Una vez
anduve paseando mi lengua por el cortante filo de los altos bajos de aquellas minifaldas que las enfermeras, con todo su derecho, se negaban a llevar. No volveré a aquello, porque he venido a otra cosa.
Lo de yo es que en traje no estoy cómoda.
A ver. Que yo entiendo lo de los tacones. No deben ser buenos para la espalda, ni para los tobillos. Otra cosa es que si yo hubiera nacido del lado que se sienta en la taza para orinar, los llevaría todo el día puestos. Como mi mamá. Pero no es el caso. Es una opinión lo de que embellecen, alargan la pierna, estilizan… y desatan la lujuria. Pero repito, no es el caso.
El caso es la de es que yo en traje chaqueta, o arreglada (que nadie dice falda, y menos corta) no estoy cómoda.
Yo respondo… ¿que te tira de la sisa o qué?
Pero no, no es por el sastre. Es que vestida así no soy yo, no me siento segura, no es mi estilo, parezco una madre (ganas dan de decir lo de quizá deberías plantearte serlo) y otras muchas maritorneces de autoconvencimiento, que no hacen sino dar alquil, lijar y emplastecer complejos a los que preferimos no poner nombre.

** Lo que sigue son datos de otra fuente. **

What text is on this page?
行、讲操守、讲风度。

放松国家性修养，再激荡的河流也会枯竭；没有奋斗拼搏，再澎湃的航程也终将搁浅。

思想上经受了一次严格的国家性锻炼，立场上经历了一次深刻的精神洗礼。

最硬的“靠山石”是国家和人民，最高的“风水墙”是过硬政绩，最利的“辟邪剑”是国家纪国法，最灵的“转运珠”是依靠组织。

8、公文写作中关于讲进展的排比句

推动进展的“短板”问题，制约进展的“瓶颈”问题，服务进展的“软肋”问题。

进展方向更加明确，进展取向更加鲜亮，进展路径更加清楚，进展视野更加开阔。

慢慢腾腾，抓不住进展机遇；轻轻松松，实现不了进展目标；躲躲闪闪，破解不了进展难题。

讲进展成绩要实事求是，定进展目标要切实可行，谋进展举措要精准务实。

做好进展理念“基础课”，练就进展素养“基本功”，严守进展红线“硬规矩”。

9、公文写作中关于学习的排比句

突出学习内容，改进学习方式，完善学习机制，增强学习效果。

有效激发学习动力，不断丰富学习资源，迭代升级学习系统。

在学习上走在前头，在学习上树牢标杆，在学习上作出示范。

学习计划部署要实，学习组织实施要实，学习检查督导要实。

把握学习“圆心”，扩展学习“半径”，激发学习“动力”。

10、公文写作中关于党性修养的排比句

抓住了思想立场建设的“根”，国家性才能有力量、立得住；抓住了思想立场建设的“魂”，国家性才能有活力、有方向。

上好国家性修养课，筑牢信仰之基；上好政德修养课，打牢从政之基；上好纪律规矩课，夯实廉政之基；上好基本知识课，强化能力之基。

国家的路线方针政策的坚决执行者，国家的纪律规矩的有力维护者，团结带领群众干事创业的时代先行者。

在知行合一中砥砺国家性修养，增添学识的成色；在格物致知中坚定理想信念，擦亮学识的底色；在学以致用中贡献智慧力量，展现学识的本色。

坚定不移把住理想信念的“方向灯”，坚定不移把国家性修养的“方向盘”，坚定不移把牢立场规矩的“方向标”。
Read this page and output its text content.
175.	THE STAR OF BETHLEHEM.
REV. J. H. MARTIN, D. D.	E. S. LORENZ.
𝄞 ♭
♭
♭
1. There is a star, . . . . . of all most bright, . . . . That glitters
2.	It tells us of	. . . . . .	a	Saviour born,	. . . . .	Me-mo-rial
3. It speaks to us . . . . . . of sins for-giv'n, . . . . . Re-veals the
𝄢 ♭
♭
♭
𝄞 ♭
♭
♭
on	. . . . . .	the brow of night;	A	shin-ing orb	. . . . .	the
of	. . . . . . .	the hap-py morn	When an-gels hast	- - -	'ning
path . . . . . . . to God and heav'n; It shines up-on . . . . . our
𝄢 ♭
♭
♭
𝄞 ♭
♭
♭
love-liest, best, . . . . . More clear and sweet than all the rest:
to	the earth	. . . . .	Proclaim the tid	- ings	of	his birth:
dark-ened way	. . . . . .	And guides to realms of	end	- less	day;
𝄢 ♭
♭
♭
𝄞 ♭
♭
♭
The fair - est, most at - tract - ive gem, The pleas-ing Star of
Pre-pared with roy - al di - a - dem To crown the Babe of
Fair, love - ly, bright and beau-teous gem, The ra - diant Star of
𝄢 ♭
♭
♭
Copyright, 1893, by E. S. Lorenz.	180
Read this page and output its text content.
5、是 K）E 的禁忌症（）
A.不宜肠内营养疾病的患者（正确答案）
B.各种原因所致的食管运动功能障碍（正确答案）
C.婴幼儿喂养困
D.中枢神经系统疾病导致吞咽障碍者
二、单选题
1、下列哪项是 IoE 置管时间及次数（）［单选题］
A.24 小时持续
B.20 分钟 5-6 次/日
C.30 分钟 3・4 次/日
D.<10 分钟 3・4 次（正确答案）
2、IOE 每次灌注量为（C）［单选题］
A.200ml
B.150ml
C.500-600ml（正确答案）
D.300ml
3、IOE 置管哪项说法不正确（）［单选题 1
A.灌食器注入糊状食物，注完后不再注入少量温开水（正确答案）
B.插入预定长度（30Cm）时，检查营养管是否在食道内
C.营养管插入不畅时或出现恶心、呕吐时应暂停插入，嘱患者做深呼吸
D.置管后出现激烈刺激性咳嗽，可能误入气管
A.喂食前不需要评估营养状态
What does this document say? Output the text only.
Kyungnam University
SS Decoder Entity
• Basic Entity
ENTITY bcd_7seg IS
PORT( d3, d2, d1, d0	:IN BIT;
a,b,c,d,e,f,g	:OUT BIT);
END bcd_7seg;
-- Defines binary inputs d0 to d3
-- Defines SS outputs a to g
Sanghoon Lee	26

Por que yo, como casillas, en pijama (que no gasto), en traje, en chándal de táctel, con la camiseta de iced earth en evento patrocinado por jevi españa, de jack sparrow (bueno, era más bien gitano con gorro), de asno de shrek (no niño, no soy un conejo), de jenny lee o de arcipreste de hita…
me siento seguro…
Porque el menda es el menda se adorne como se adorne. Porque la gracia está en verse guapo de cualquier guisa, de saberse dentro del sayo, portándolo, con gallardía, y no colgando de él. Porque es de menudos no entender que a veces, y concuerdo que con desgracia, es necesario lucir según que aspectos, para franquear según que barreras. Sí hija, así de duro. Y no hablo de los porteros de discoteca (que no gasto, y que nunca me han tirado por la pinta). Hablo de técnicos de recursos humanos, profesores de universidad, bancarios varios, alumnos hostiles, presidentes de asociaciones, aforos arquetipados…
Hablo de que es ser más listo, más alto, más guapo, de que saber que si para entrarle por el ojo al subnormal de turno debo ponerme pajarita, me la pongo, porque el que la lleva soy yo, que valgo mil veces más que el de enfrente, y no me alzo como el Ché Guevara del Trafaluc combatiendo a la estupidez humana con la mía propia. Vamos, seamos inteligentes, ya adultos.
Que yo, con el calor que hace, ojalá pudiera ir en falda todo el día, para que se me ventilaran bien las pelotas.
Perdón por lo soez, pero es que con la que está cayendo, según que sandeces me engrosan los gránulos de la lengua. De la mala.
pd.- A éste mismo, no le importaba vestirse… de traje.